Als die Ukiyo-e aufkamen, galten sie als revolutionär – sozusagen ein optisches Äquivalent zum Buchdruck. Sie fanden nicht nur als Druckgrafiken und Buchillustrationen Verwendung, sondern manchmal sogar als Werbeplakate. Typischerweise zeigten sie Szenen aus der „fließenden Welt“ dem Vergnügungsviertel im Tokioter Bezirk Yoshiwara (heute Asakusa). Dort treffen sich tagtäglich Schauspieler der Kabuki-Theater (einer traditionellen japanischen Theaterform). Auch fanden sich hier Sumo-Ringer, Kurtisanen und andere Schönheiten in Teehäusern und Gärten zusammen. Zu den berühmtesten Ukiyo-e Künstlern gehörten Katasushika Hokusai (1760-1849), Ando Horshige (1797-1858), Toshusai Sharaku (aktiv 1794-1795), Kawanabe Kyosai (1831-1889) Utagawa Kuniyoshi (1797-1861), Tsukioka Yoshitoshi (1839-1892) und Kitagawa Utamaro (1753-1806).
Ukiyo-e und die Edo-Periode
Im Gefolge der Ukiyo-e erlebten auch die Tätowierungen während der Edo-Periode eine Blüte. Ganzkörpertätowierungen wurden aufgrund von Illustrationen zu dem chinesischen Roman „Suikoden” populär: Der heroische Protagonist dieses Romans wurde dort mit neun eintätowierten Drachen dargestellt, und auch die anderen Hauptpersonen waren mit tätowierten Motiven geschmückt, wie sie in der Welt des japanischen Tattoos noch heute gängig sind – chinesische Löwen, Tiger, Blumen, buddhistischen Göttern und Göttinnen usw. Die Suikoden-Drucke, insbesondere die des Künstlers Utagawa Kuniyoshi, waren ungemein beliebt, und bei den Stadtbewohnern wurde es große Mode, sich ähnliche Tätowierungen stechen zu lassen.

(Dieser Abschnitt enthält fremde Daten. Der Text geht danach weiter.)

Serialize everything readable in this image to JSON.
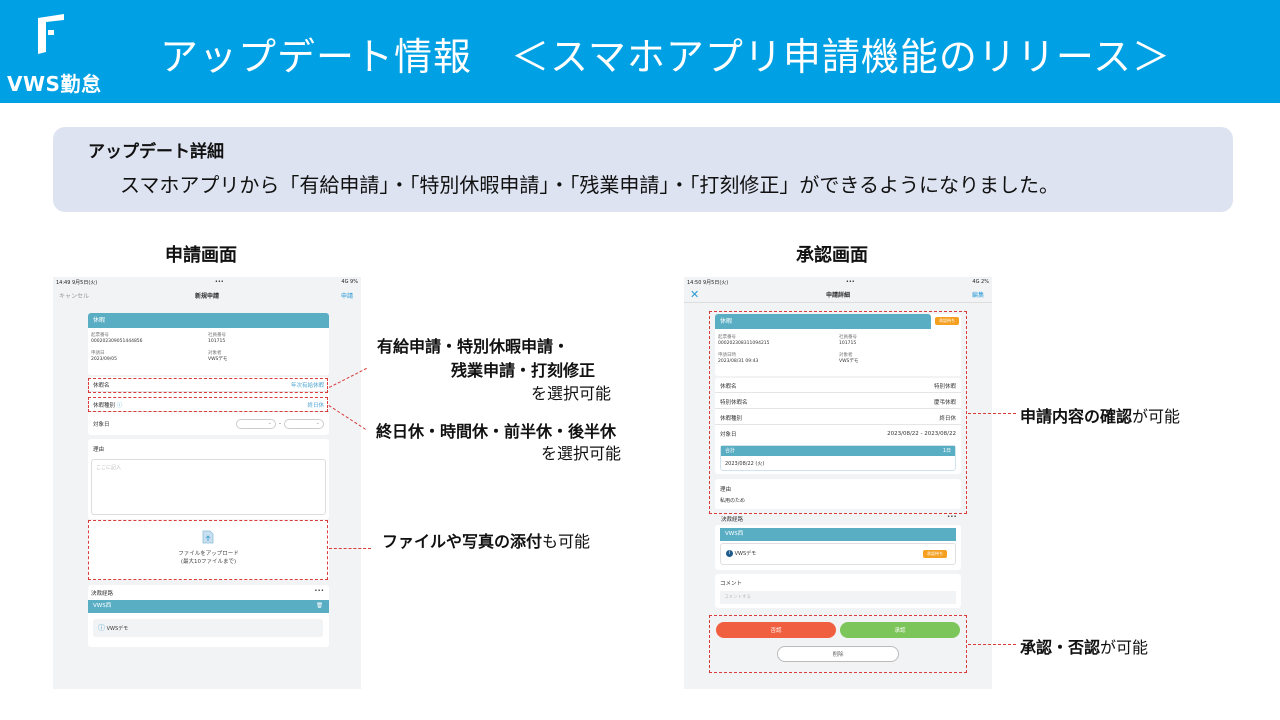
{
  "header": {
    "logo_text": "VWS勤怠",
    "title": "アップデート情報　＜スマホアプリ申請機能のリリース＞"
  },
  "detail": {
    "heading": "アップデート詳細",
    "text": "スマホアプリから「有給申請」・「特別休暇申請」・「残業申請」・「打刻修正」ができるようになりました。"
  },
  "left": {
    "section_title": "申請画面",
    "status_time": "14:49  9月5日(火)",
    "status_dots": "•••",
    "status_right": "4G 9%",
    "nav_cancel": "キャンセル",
    "nav_title": "新規申請",
    "nav_submit": "申請",
    "card_title": "休暇",
    "kv": [
      {
        "label": "起票番号",
        "value": "000202309051444856"
      },
      {
        "label": "社員番号",
        "value": "101715"
      },
      {
        "label": "申請日",
        "value": "2023/09/05"
      },
      {
        "label": "対象者",
        "value": "VWSデモ"
      }
    ],
    "rows": [
      {
        "label": "休暇名",
        "value": "年次有給休暇"
      },
      {
        "label": "休暇種別",
        "value": "終日休"
      },
      {
        "label": "対象日",
        "value": ""
      }
    ],
    "reason_label": "理由",
    "reason_placeholder": "ここに記入",
    "upload_line1": "ファイルをアップロード",
    "upload_line2": "(最大10ファイルまで)",
    "route_label": "決裁経路",
    "route_more": "•••",
    "route_group": "VWS西",
    "route_person": "VWSデモ"
  },
  "right": {
    "section_title": "承認画面",
    "status_time": "14:50  9月5日(火)",
    "status_dots": "•••",
    "status_right": "4G 2%",
    "nav_title": "申請詳細",
    "nav_edit": "編集",
    "card_title": "休暇",
    "card_badge": "承認待ち",
    "kv": [
      {
        "label": "起票番号",
        "value": "000202308311094215"
      },
      {
        "label": "社員番号",
        "value": "101715"
      },
      {
        "label": "申請日時",
        "value": "2023/08/31 09:43"
      },
      {
        "label": "対象者",
        "value": "VWSデモ"
      }
    ],
    "rows": [
      {
        "label": "休暇名",
        "value": "特別休暇"
      },
      {
        "label": "特別休暇名",
        "value": "慶弔休暇"
      },
      {
        "label": "休暇種別",
        "value": "終日休"
      },
      {
        "label": "対象日",
        "value": "2023/08/22 - 2023/08/22"
      }
    ],
    "total_label": "合計",
    "total_value": "1日",
    "total_date": "2023/08/22 (火)",
    "reason_label": "理由",
    "reason_value": "私用のため",
    "route_label": "決裁経路",
    "route_more": "•••",
    "route_group": "VWS西",
    "route_person": "VWSデモ",
    "route_badge": "承認待ち",
    "comment_label": "コメント",
    "comment_placeholder": "コメントする",
    "reject_label": "否認",
    "approve_label": "承認",
    "delete_label": "削除"
  },
  "annotations": {
    "a1_line1": "有給申請・特別休暇申請・",
    "a1_line2": "残業申請・打刻修正",
    "a1_suffix": "を選択可能",
    "a2_line1": "終日休・時間休・前半休・後半休",
    "a2_suffix": "を選択可能",
    "a3_bold": "ファイルや写真の添付",
    "a3_suffix": "も可能",
    "a4_bold": "申請内容の確認",
    "a4_suffix": "が可能",
    "a5_bold": "承認・否認",
    "a5_suffix": "が可能"
  },
  "colors": {
    "header_bg": "#00a1e4",
    "detail_bg": "#dde3f0",
    "card_head": "#5aaec4",
    "reject": "#f06040",
    "approve": "#7cc55a",
    "badge": "#f5a020",
    "dash": "#d93a3a"
  }
}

Symbole, Helden und Legenden
Das Heldentum der Robin-Hood-artigen Siukoden-Banditen sprach viele Menschen an, ob Handwerker, Händler oder auch Kriminelle. Feuerwehrmänner ließen sich zudem tätowieren um sich zu schützen – vor allem mit Glück verheißenden Symbolen wie Drachen, die angeblich das Wasser anziehen. Und diese Tradition hat sich bis heute erhalten.
Die ersten Tätowierer waren die Holzschnittkünstler selbst, doch nach und nach gab es immer mehr Künstler, die sich ganz dem Tätowieren widmeten – die ersten Horishi. Einige erlangten schließlich Berühmtheit, wie etwa der 1843 geborenen Horionu, der heute von den meisten traditionellen Künstlern als der bahnbrechende Horishi seiner Zeit angesehen wird.

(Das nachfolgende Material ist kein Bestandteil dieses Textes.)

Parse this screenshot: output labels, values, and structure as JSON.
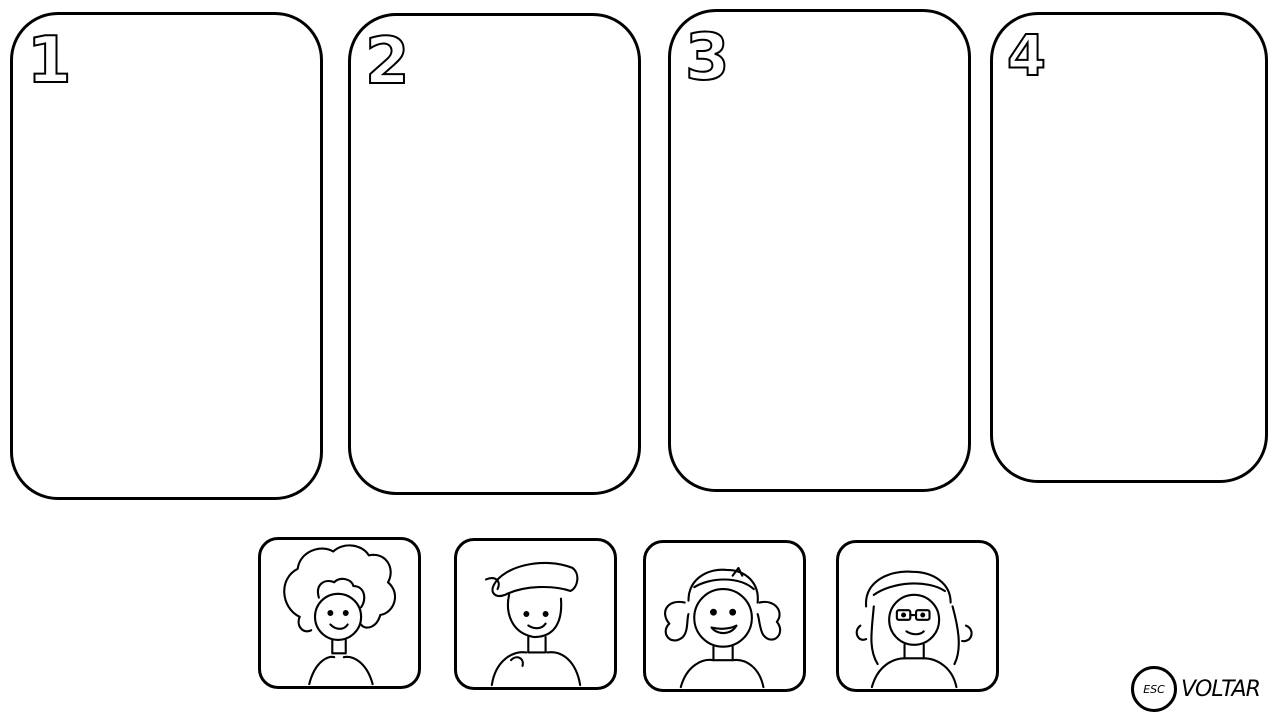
{
  "slots": [
    {
      "number": "1"
    },
    {
      "number": "2"
    },
    {
      "number": "3"
    },
    {
      "number": "4"
    }
  ],
  "characters": [
    {
      "icon": "curly-hair-character-portrait"
    },
    {
      "icon": "cap-character-portrait"
    },
    {
      "icon": "pigtails-character-portrait"
    },
    {
      "icon": "glasses-character-portrait"
    }
  ],
  "back": {
    "key": "ESC",
    "label": "VOLTAR"
  }
}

Shogun Tokugawa und die Edo-Zeit
Unter dem Regime der Tokugawa, der in der Edo-Periode herrschenden Shogun-Dynastie erlebte Japan im Wesentlichen eine Friedenszeit. Neo-konfuzianische Prinzipien, insbesondere die gesellschaftlichen Ideale der Philosophen Chu Hsi, übten großen Einfluss aus. Gleichzeitig war diese Epoche auch eine der kulturellen Isolation: In Reaktion auf die unerwünschten Aktivitäten portugiesischer und spanischer Missionare, die in den Jahrzehnten vor Beginn der Edo-Zeit nach Japan gekommen waren, wurde das Land nun vom Rest der Welt abgeschnitten.

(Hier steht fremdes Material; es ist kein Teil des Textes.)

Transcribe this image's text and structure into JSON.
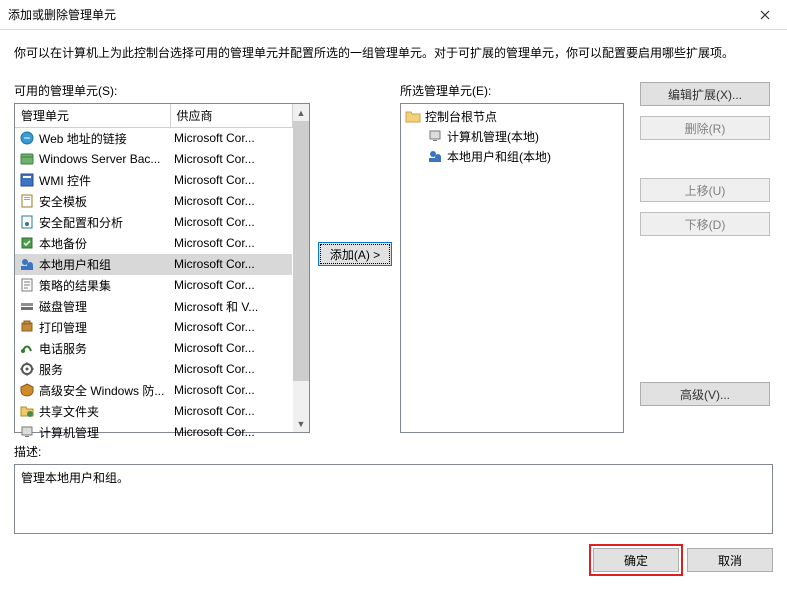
{
  "dialog": {
    "title": "添加或删除管理单元",
    "intro": "你可以在计算机上为此控制台选择可用的管理单元并配置所选的一组管理单元。对于可扩展的管理单元，你可以配置要启用哪些扩展项。"
  },
  "available": {
    "label": "可用的管理单元(S):",
    "columns": {
      "snapin": "管理单元",
      "vendor": "供应商"
    },
    "items": [
      {
        "name": "Web 地址的链接",
        "vendor": "Microsoft Cor...",
        "selected": false
      },
      {
        "name": "Windows Server Bac...",
        "vendor": "Microsoft Cor...",
        "selected": false
      },
      {
        "name": "WMI 控件",
        "vendor": "Microsoft Cor...",
        "selected": false
      },
      {
        "name": "安全模板",
        "vendor": "Microsoft Cor...",
        "selected": false
      },
      {
        "name": "安全配置和分析",
        "vendor": "Microsoft Cor...",
        "selected": false
      },
      {
        "name": "本地备份",
        "vendor": "Microsoft Cor...",
        "selected": false
      },
      {
        "name": "本地用户和组",
        "vendor": "Microsoft Cor...",
        "selected": true
      },
      {
        "name": "策略的结果集",
        "vendor": "Microsoft Cor...",
        "selected": false
      },
      {
        "name": "磁盘管理",
        "vendor": "Microsoft 和 V...",
        "selected": false
      },
      {
        "name": "打印管理",
        "vendor": "Microsoft Cor...",
        "selected": false
      },
      {
        "name": "电话服务",
        "vendor": "Microsoft Cor...",
        "selected": false
      },
      {
        "name": "服务",
        "vendor": "Microsoft Cor...",
        "selected": false
      },
      {
        "name": "高级安全 Windows 防...",
        "vendor": "Microsoft Cor...",
        "selected": false
      },
      {
        "name": "共享文件夹",
        "vendor": "Microsoft Cor...",
        "selected": false
      },
      {
        "name": "计算机管理",
        "vendor": "Microsoft Cor...",
        "selected": false
      }
    ]
  },
  "add_button_label": "添加(A) >",
  "selected": {
    "label": "所选管理单元(E):",
    "root": "控制台根节点",
    "children": [
      "计算机管理(本地)",
      "本地用户和组(本地)"
    ]
  },
  "side_buttons": {
    "edit_ext": "编辑扩展(X)...",
    "delete": "删除(R)",
    "move_up": "上移(U)",
    "move_down": "下移(D)",
    "advanced": "高级(V)..."
  },
  "description": {
    "label": "描述:",
    "text": "管理本地用户和组。"
  },
  "bottom": {
    "ok": "确定",
    "cancel": "取消"
  }
}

Japan blieb isoliert, bis der amerikanische Commodore Perry das Land 1853 zwang, sich für den internationalen Handel zu öffnen. Die wurde zu einem der wesentlichen Katalysatoren für die Meiji-Restauration, eine Periode umwälzender kultureller Reformen und Modernisierungsbestrebungen.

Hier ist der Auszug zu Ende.